2. Anchorage is close to five different national parks: Denali, Wrangell-St. Elias, Kenai Fjords, Lake Clark and Katmai National parks are all accessible from Anchorage, either by road, rail or plane.
3. More than 50 glaciers are within a day’s travel from the city. Some, like Matanuska and Exit glaciers can even be seen from the road, and many more are accessible either by day cruise boat or floatplane.
4. Six mountain ranges can be seen from Anchorage on a clear day: The Chugach, Talkeetna, Tordrillos, Alaska, Kenai and Aleutian.
5. One-way cruises docking in Anchorage’s nearby ports of Seward or Whittier include the famed Inside Passage and connect passengers to Alaska wildlife, national parks, Alaska Native culture and more of the state not reached with a roundtrip option.
6. Fishing starts steps from the downtown city centre; Ship Creek is just blocks away from major hotels, and is one of the most popular sport fisheries for king and silver salmon.
7. The closest wilderness hiking trailheads are less than 20 minutes from the city centre. Combined, the nearby Chugach State Park and Chugach National Forest have more than 23,000 square kilometres of land perfect for hiking, wildlife viewing, rafting and kayaking and more.

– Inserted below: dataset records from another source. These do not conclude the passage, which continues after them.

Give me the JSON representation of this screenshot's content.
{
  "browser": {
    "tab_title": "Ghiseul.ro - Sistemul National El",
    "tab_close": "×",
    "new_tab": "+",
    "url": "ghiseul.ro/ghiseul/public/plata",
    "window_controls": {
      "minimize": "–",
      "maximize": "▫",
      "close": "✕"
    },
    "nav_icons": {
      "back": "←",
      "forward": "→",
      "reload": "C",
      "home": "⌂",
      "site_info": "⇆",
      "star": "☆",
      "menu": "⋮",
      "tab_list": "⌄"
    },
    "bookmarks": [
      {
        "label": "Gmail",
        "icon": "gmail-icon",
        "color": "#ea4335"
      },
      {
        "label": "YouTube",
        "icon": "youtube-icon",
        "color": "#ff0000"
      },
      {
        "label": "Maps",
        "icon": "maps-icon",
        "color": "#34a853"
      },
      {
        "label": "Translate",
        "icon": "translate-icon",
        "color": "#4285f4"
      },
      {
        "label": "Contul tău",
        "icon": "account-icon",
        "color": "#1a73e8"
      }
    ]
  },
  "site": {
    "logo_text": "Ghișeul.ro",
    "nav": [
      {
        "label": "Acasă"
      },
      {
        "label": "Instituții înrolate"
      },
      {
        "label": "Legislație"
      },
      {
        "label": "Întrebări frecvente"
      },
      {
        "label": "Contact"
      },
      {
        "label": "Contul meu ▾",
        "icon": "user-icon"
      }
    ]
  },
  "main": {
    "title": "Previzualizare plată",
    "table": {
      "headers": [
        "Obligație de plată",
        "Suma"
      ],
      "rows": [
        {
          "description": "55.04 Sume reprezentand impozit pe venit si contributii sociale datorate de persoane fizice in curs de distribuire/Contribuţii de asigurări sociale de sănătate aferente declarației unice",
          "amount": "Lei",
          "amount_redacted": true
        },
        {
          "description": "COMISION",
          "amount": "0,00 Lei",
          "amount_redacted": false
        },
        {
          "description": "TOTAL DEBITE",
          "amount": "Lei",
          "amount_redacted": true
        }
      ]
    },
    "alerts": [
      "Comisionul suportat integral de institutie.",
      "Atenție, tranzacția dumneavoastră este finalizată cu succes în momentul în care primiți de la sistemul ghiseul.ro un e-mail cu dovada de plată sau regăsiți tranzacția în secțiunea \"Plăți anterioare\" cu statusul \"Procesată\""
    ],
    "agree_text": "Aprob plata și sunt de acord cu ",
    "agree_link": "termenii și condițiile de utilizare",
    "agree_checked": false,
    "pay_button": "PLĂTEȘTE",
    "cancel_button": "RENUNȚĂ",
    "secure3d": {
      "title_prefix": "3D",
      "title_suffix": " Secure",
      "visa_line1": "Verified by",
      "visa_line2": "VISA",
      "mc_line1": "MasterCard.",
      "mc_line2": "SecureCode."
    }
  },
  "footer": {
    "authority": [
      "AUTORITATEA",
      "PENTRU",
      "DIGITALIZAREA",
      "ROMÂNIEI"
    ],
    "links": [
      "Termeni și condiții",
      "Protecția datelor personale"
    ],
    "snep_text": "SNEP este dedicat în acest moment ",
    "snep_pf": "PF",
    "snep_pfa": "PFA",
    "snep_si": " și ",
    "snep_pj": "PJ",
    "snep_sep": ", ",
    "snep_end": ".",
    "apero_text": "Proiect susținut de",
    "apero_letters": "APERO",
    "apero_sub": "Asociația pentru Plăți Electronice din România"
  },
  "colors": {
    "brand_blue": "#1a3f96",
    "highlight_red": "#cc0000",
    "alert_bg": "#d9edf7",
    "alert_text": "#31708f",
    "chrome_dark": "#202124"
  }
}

8. The first European to extensively explore the area was Captain James Cook. In fact, the inlet that flanks Anchorage now bears his name, and a life-sized statue of the British sailor looks out over the water from downtown Anchorage.
9. Anchorage got its start as a headquarters for construction of the Alaska Railroad. The city still serves as a hub for rail travel throughout Alaska, with trains departing daily in the summer.
10. Sometimes called the biggest village in Alaska, Anchorage is home to members of many different Alaska Native cultures. There are 22 different languages and dialects spoken by Alaska Natives.